Dès l’ouverture,
la délégation américaine a contesté l’ordre du jour, exigeant le retrait de ces
questions et affirmant qu’aucun consensus n’était possible. Cette posture a
immédiatement alerté les ONG, les peuples autochtones, les communautés rurales,
les pasteurs, les petits producteurs, les femmes et les jeunes, qui craignent
d’être exclus des décisions sur la dégradation des terres et la sécheresse,
alors qu’ils en sont les premiers concernés.[
Le débat dépasse
la procédure : il s’agit de savoir qui aura voix au chapitre dans la
gouvernance mondiale des sols. Pour la société civile, une COP qui se veut «
opérationnelle » ne peut pas écarter ceux qui vivent la crise au quotidien.
L’urgence est
réelle. Les chiffres présentés à la COP17 sont alarmants : 40% des terres
mondiales sont déjà dégradées, mettant en péril les moyens d’existence de 3,2
milliards de personnes. Chaque année, la dégradation des sols et la sécheresse
coûtent près de 900 milliards de dollars à l’économie planétaire.
Un autre sujet de
tension est la volonté de renforcer les synergies entre les trois conventions
de Rio (désertification, climat, biodiversité). Pour de nombreux pays, dont la
France, cette approche intégrée est indispensable, car les crises du sol, de l’eau,
du climat et de la biodiversité sont liées. Paris a prévenu : si les
divergences avec Washington persistent, c’est tout le processus de négociation
qui risque d’être paralysé.
Pour les pays du
Sahel et d’Afrique, l’enjeu est vital. La dégradation des sols, la
désertification et les sécheresses répétées fragilisent l’agriculture et
l’élevage, aggravant pauvreté, migrations et insécurité alimentaire. Des
experts, comme Oumarou Malam Issa (IRD, Niger), soulignent que la terre n’est
pas qu’un facteur économique : c’est aussi un enjeu culturel et social, en
particulier pour les communautés pastorales peules, dont les modes de vie sont
directement menacés.
La COP16 de Riyad
avait annoncé environ 12 milliards de dollars de financements pour 74 pays
touchés par la sécheresse. La COP17 doit maintenant transformer ces promesses
en projets sur le terrain.

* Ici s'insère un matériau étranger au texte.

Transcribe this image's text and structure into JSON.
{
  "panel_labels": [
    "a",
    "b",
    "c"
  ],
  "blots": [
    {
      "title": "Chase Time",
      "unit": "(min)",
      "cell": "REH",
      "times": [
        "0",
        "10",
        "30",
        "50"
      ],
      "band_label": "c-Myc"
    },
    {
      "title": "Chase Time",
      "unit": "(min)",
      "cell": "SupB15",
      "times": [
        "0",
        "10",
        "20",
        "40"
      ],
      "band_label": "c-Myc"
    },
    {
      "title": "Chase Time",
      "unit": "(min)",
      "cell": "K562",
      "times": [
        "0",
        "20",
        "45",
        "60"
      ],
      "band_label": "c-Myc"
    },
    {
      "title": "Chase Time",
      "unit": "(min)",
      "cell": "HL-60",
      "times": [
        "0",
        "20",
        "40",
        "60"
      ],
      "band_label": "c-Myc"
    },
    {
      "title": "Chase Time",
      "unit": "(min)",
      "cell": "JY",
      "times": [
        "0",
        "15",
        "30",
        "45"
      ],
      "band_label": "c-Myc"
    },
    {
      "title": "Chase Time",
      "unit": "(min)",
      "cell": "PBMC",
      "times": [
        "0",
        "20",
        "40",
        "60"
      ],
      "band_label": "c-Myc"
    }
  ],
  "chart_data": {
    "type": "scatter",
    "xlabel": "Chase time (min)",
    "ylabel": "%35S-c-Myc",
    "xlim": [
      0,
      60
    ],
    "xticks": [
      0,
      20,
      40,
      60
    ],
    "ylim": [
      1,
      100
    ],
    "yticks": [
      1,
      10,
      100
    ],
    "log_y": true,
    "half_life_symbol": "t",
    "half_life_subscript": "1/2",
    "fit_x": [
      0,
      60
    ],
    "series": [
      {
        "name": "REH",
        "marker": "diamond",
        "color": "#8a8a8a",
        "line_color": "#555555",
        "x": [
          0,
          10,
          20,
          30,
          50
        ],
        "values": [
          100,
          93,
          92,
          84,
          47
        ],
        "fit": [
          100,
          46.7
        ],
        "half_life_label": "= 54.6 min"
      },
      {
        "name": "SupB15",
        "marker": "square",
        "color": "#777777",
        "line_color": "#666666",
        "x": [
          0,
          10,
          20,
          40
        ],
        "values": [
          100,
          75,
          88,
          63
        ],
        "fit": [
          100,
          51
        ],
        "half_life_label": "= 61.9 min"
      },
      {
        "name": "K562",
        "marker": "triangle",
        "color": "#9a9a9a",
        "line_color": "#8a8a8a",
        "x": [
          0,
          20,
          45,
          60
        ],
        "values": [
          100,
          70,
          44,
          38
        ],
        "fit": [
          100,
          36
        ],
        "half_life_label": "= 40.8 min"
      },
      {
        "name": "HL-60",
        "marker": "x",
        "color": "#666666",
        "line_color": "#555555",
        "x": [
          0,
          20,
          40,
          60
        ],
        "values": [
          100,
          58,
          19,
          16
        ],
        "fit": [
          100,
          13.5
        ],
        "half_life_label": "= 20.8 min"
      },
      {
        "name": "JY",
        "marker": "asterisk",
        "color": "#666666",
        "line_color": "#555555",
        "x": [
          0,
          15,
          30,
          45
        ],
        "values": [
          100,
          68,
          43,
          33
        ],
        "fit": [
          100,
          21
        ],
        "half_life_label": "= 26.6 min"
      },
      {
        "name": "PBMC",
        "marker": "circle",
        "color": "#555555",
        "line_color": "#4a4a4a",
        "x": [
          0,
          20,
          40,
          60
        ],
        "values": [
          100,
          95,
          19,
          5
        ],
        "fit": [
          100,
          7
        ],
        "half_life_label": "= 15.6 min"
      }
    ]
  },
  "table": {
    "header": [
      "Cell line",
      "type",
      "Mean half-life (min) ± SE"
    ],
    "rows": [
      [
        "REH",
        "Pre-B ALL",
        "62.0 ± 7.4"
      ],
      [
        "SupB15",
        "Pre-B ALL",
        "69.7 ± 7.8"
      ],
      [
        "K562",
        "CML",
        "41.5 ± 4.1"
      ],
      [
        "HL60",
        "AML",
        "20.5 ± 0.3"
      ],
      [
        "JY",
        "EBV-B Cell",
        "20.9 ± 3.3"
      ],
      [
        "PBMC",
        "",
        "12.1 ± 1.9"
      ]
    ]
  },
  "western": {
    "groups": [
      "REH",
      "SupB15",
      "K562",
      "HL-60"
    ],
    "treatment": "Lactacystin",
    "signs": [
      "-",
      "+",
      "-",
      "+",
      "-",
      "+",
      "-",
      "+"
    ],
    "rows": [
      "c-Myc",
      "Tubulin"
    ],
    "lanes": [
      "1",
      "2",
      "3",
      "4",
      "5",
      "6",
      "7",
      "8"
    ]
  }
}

Pour que le message « Restaurer les terres,
restaurer l’espoir » ne reste pas un slogan, les 197 Parties devront trouver un
compromis et éviter que les tensions entre grandes puissances ne détournent la
conférence de son but : apporter des solutions concrètes aux populations
confrontées à la désertification et à la sécheresse.